Insolvency Amendment Rules 2016 – How Have They Affected Creditors

12th July 2018

The 2016 Insolvency Amendment Rules, brought in on 1 April 2017, were some of the largest changes to the insolvency industry for a number of years. The new rules were intended to make it easier for creditors to participate in insolvency proceedings through the use of technology and the streamline of some of the processes to try and reduce costs.  We have found however that this has resulted in creditors facing or suffering a potential bad debt needing to act more quickly and take a more active interest in proceedings.  As always the sooner we are brought in, the better the chance of us being able to achieve a positive result.  Should you or one of your clients require any assistance concerning a possible bad debt, please do not hesitate to call any of us.

Creditor Meetings and Decision Procedures

Physical creditor meetings cannot now be used unless requested by creditors that meet certain criteria and have been replaced by new ‘decision procedures’ which include deemed consent, vote by correspondence and virtual meeting.

We have found that this change has had the biggest effect on the way in which Liquidators are appointed in Creditors Voluntary Liquidations, with most opting for the deemed consent process.
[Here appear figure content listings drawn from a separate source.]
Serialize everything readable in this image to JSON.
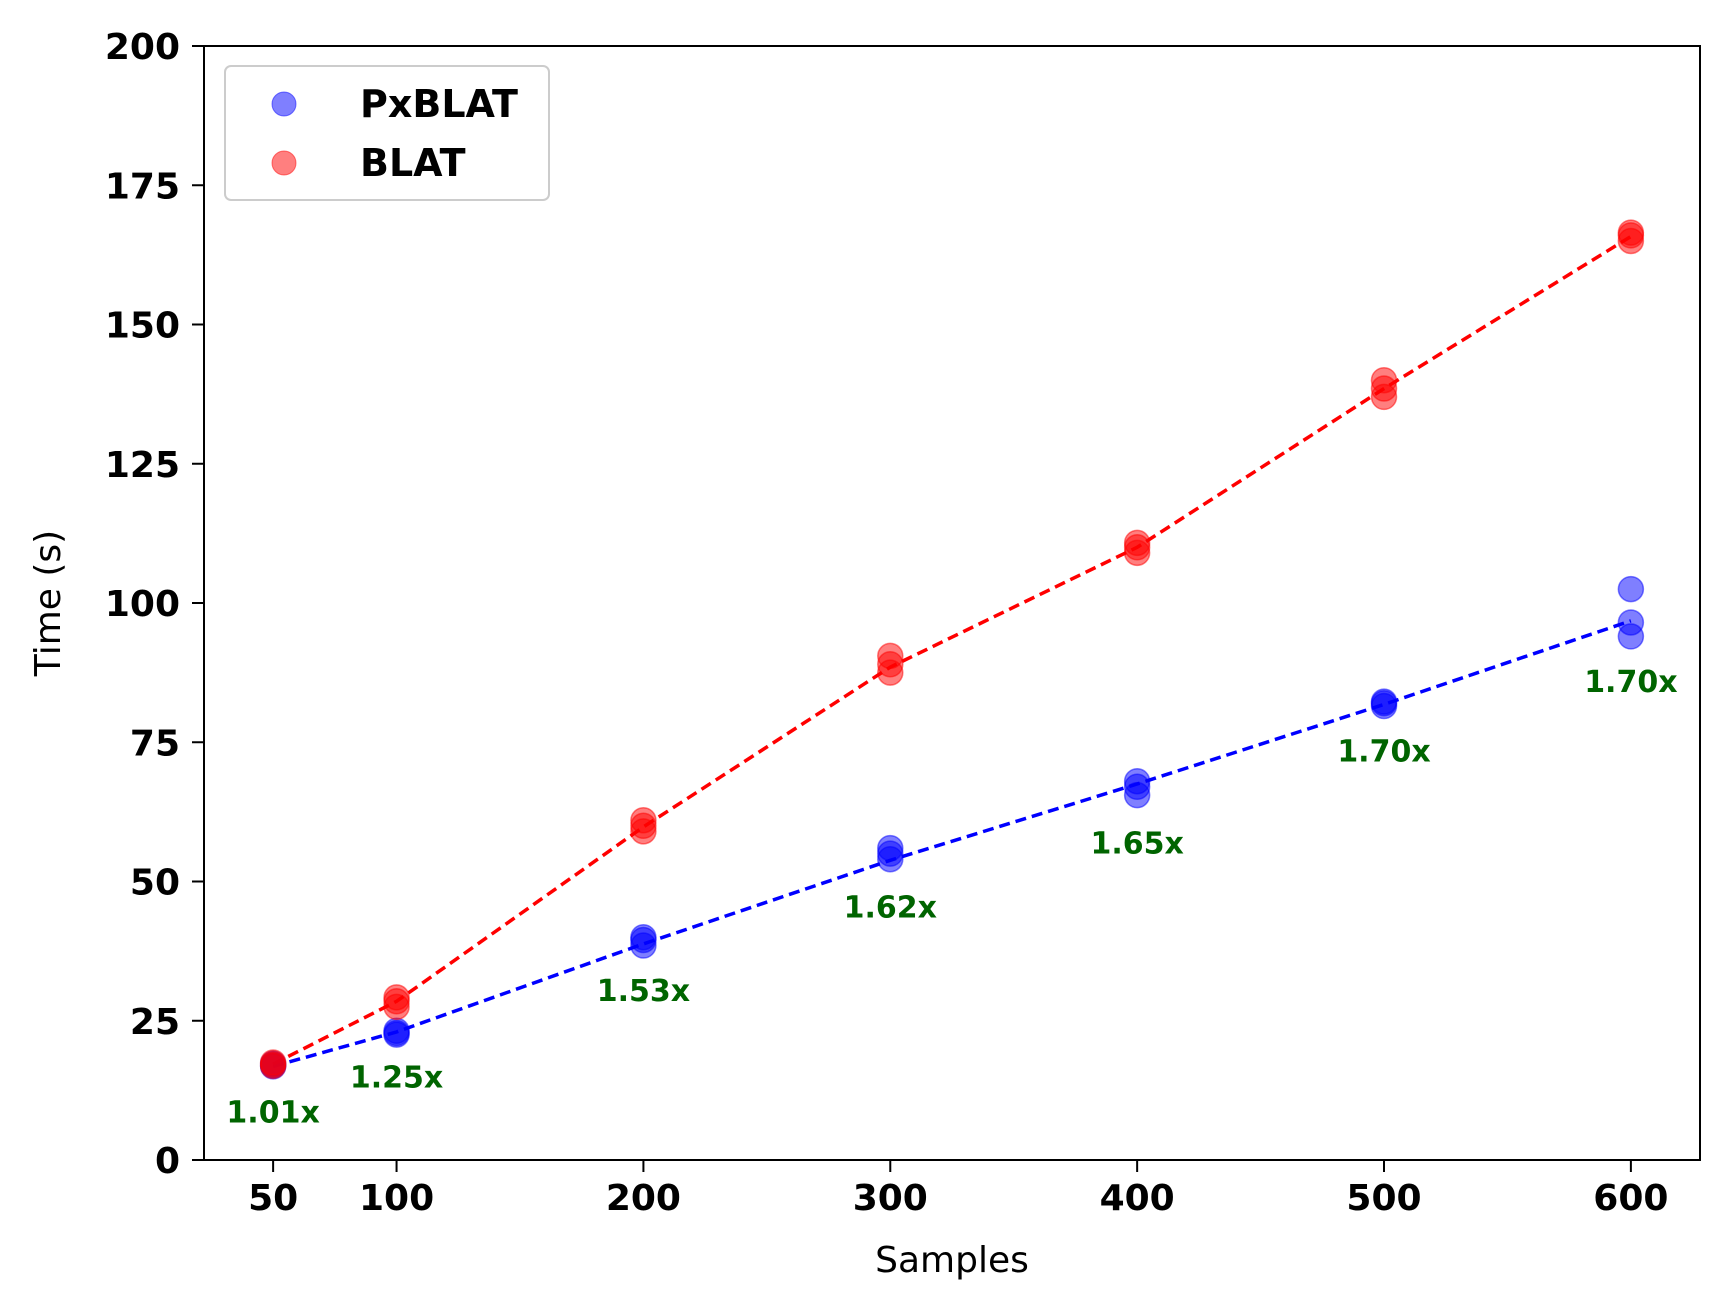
{
  "chart_data": {
    "type": "scatter",
    "title": "",
    "xlabel": "Samples",
    "ylabel": "Time (s)",
    "xlim": [
      22,
      628
    ],
    "ylim": [
      0,
      200
    ],
    "xticks": [
      50,
      100,
      200,
      300,
      400,
      500,
      600
    ],
    "yticks": [
      0,
      25,
      50,
      75,
      100,
      125,
      150,
      175,
      200
    ],
    "grid": false,
    "legend_position": "upper-left",
    "series": [
      {
        "name": "PxBLAT",
        "color": "#0000ff",
        "points": [
          {
            "x": 50,
            "y": 17.0
          },
          {
            "x": 50,
            "y": 17.3
          },
          {
            "x": 50,
            "y": 16.8
          },
          {
            "x": 100,
            "y": 22.5
          },
          {
            "x": 100,
            "y": 23.2
          },
          {
            "x": 100,
            "y": 22.8
          },
          {
            "x": 200,
            "y": 38.5
          },
          {
            "x": 200,
            "y": 39.5
          },
          {
            "x": 200,
            "y": 40.0
          },
          {
            "x": 300,
            "y": 54.0
          },
          {
            "x": 300,
            "y": 55.0
          },
          {
            "x": 300,
            "y": 56.0
          },
          {
            "x": 400,
            "y": 65.5
          },
          {
            "x": 400,
            "y": 67.0
          },
          {
            "x": 400,
            "y": 68.0
          },
          {
            "x": 500,
            "y": 81.5
          },
          {
            "x": 500,
            "y": 82.0
          },
          {
            "x": 500,
            "y": 82.3
          },
          {
            "x": 600,
            "y": 94.0
          },
          {
            "x": 600,
            "y": 96.5
          },
          {
            "x": 600,
            "y": 102.5
          }
        ],
        "trend": [
          {
            "x": 50,
            "y": 16.8
          },
          {
            "x": 100,
            "y": 23.0
          },
          {
            "x": 200,
            "y": 38.8
          },
          {
            "x": 300,
            "y": 53.8
          },
          {
            "x": 400,
            "y": 67.5
          },
          {
            "x": 500,
            "y": 81.8
          },
          {
            "x": 600,
            "y": 96.8
          }
        ]
      },
      {
        "name": "BLAT",
        "color": "#ff0000",
        "points": [
          {
            "x": 50,
            "y": 17.2
          },
          {
            "x": 50,
            "y": 17.5
          },
          {
            "x": 50,
            "y": 16.9
          },
          {
            "x": 100,
            "y": 27.5
          },
          {
            "x": 100,
            "y": 28.5
          },
          {
            "x": 100,
            "y": 29.2
          },
          {
            "x": 200,
            "y": 59.0
          },
          {
            "x": 200,
            "y": 60.0
          },
          {
            "x": 200,
            "y": 61.0
          },
          {
            "x": 300,
            "y": 87.5
          },
          {
            "x": 300,
            "y": 89.0
          },
          {
            "x": 300,
            "y": 90.5
          },
          {
            "x": 400,
            "y": 109.0
          },
          {
            "x": 400,
            "y": 110.0
          },
          {
            "x": 400,
            "y": 110.8
          },
          {
            "x": 500,
            "y": 137.0
          },
          {
            "x": 500,
            "y": 138.5
          },
          {
            "x": 500,
            "y": 140.0
          },
          {
            "x": 600,
            "y": 165.0
          },
          {
            "x": 600,
            "y": 166.0
          },
          {
            "x": 600,
            "y": 166.5
          }
        ],
        "trend": [
          {
            "x": 50,
            "y": 17.2
          },
          {
            "x": 100,
            "y": 28.5
          },
          {
            "x": 200,
            "y": 59.8
          },
          {
            "x": 300,
            "y": 88.5
          },
          {
            "x": 400,
            "y": 110.0
          },
          {
            "x": 500,
            "y": 138.5
          },
          {
            "x": 600,
            "y": 165.8
          }
        ]
      }
    ],
    "annotations": [
      {
        "text": "1.01x",
        "x": 50,
        "y": 8.5
      },
      {
        "text": "1.25x",
        "x": 100,
        "y": 14.8
      },
      {
        "text": "1.53x",
        "x": 200,
        "y": 30.3
      },
      {
        "text": "1.62x",
        "x": 300,
        "y": 45.3
      },
      {
        "text": "1.65x",
        "x": 400,
        "y": 56.8
      },
      {
        "text": "1.70x",
        "x": 500,
        "y": 73.3
      },
      {
        "text": "1.70x",
        "x": 600,
        "y": 85.8
      }
    ],
    "annotation_color": "#006400"
  }
}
We find this approach offers creditors with shorter notice of the intended proceedings and have resulted in creditors needing to act much more quickly than before if they want to influence the outcome of the identity of the Liquidator.

Office Holder Report and Communications

A number of changes were made to the way in which officeholders (Liquidator’s/Administrators etc) communicate with creditors and these included:-

  • Allowing creditors to opt out of communications
  • Improvements use of websites
  • Encouragement of email communications

The use of websites for reporting purposes has had the greatest effect, with officeholders now able to give a one off notice providing website and login details for all future reports to creditors and these reports are then posted without notice to the website. This has resulted in creditors needing to be more proactive when tracking the reporting periods and accessing creditor reports in order to stay up to date with the progression of a case.
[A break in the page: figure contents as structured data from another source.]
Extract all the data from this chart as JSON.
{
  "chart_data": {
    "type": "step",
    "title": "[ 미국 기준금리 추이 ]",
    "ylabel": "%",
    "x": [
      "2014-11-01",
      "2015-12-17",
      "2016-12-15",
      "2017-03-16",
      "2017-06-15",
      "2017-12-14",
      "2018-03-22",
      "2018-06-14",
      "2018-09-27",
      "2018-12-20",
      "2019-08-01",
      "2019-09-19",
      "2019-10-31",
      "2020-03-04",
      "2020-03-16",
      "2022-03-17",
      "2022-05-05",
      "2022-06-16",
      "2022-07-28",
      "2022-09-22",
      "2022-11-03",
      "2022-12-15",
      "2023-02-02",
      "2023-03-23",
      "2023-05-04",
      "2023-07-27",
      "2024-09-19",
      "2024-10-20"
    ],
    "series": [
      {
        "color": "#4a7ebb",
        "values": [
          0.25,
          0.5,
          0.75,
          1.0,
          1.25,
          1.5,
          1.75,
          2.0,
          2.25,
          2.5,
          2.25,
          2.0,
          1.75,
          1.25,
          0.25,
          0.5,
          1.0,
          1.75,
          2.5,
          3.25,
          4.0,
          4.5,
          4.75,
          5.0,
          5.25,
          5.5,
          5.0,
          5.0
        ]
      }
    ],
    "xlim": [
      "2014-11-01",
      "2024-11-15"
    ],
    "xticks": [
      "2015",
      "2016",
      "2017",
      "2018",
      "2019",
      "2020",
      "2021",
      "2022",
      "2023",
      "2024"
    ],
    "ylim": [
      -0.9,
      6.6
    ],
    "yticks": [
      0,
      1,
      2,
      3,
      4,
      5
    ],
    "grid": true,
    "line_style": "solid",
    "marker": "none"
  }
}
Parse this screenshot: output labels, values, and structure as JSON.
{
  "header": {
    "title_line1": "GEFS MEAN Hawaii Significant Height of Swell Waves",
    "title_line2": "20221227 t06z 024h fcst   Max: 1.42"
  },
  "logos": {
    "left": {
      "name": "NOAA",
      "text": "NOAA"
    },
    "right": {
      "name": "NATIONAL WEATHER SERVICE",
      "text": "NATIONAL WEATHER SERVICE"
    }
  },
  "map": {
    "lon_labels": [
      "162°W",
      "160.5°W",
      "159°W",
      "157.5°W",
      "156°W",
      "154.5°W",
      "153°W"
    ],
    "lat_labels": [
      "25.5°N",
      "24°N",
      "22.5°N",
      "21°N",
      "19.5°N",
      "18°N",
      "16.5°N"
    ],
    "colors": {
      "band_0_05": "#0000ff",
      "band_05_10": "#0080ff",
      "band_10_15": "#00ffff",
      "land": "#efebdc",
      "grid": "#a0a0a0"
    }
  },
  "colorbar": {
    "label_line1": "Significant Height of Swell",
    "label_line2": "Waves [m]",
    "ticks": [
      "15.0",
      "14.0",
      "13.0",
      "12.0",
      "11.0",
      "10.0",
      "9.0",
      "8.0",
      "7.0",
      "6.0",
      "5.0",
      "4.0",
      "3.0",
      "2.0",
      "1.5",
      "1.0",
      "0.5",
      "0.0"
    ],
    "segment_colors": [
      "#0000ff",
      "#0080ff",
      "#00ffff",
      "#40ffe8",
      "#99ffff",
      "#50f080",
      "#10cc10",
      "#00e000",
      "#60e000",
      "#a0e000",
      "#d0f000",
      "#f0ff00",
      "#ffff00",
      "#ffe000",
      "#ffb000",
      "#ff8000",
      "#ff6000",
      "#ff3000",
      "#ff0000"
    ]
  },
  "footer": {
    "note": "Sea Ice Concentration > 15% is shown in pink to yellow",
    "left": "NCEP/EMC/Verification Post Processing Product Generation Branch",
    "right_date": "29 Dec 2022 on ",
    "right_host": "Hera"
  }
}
Agreement of Claims of Less than £1,000

The new rules now allow an officeholder to agree creditor claims that are less than £1,000 without the need to verify the claims, with a view to limiting costs. An officeholder must send notice of his intention to agree the claim to the creditor and if no response is received, will pay a dividend based on this level of claim.  We would advise creditors to pay close attention to the amount they are scheduled for in the company’s records and ensure that the officeholder is made aware of any discrepancy as soon as possible.